12(i). In fact, in my opinion, the respondents are also justified in arguing
that the petitioner at no point of time after the payment of actuarial
allowance was stopped after October 2010 ever wrote any letter objecting or
complaining to the respondent no.2 that the action of the respondent no.2 is
illegal. On the contrary, the petitioner himself vide his letter dated
21.2.2012 told the respondent no.2 that the excess amount paid on account
of actuarial allowance to the petitioner towards actuarial allowance during
his tenure in IRDA can be recovered from his Provident Fund balances.

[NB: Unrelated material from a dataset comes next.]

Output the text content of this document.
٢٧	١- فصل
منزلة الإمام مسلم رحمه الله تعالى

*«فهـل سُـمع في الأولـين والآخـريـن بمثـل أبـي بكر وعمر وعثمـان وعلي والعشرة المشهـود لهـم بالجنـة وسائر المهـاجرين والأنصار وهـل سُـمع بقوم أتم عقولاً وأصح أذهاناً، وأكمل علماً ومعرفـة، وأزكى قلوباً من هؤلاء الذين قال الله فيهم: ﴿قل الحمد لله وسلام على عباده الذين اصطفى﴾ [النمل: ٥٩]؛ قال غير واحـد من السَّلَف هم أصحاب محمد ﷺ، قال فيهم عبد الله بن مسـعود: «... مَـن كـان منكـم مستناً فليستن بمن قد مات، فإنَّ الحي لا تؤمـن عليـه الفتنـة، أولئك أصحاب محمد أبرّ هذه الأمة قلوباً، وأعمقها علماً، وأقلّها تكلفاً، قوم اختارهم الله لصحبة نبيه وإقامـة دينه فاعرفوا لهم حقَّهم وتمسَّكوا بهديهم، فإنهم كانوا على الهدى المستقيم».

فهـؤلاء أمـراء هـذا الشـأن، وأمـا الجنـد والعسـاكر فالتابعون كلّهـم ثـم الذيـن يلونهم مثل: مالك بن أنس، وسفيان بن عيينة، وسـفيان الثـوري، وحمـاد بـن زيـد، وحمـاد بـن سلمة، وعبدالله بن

(ii) Though the petitioner claims that this letter was written under duress,
however, there is nothing before me to substantiate that there was any duress
on the petitioner especially because the petitioner is an extremely educated
person, and therefore he would have written this letter knowing that he was
in the first place not at all entitled to the actuarial allowance of Rs.65,000/-
per month. The petitioner therefore accepted the fact that he was not entitled
to the actuarial allowance of Rs.65,000/- per month which was illegal in
nature as it was not permissible under the statutory provisions relating to the
petitioner or even the contractual terms of appointment of the petitioner.
The petitioner therefore now cannot walk away from his letter dated
21.2.2012.
13. I may state that the counsel for the petitioner did seek to place reliance
upon Section 7 of the Act which states that the salaries and allowances of a
member of IRDA will not be varied to his disadvantage after appointment,
however, the provision of Section 7 of the Act has necessarily to be read
with respect to what are the legal payments and legal entitlements under the
2000 Rules and only which payment cannot be varied to his disadvantage
after appointment. The provision of Section 7 of the Act surely can in no
way be said to extend to illegal payments which are not covered under the
said Act or 2000 Rules.
14. In view of the above, I do not find any merit in this petition and the
same is therefore dismissed. No costs.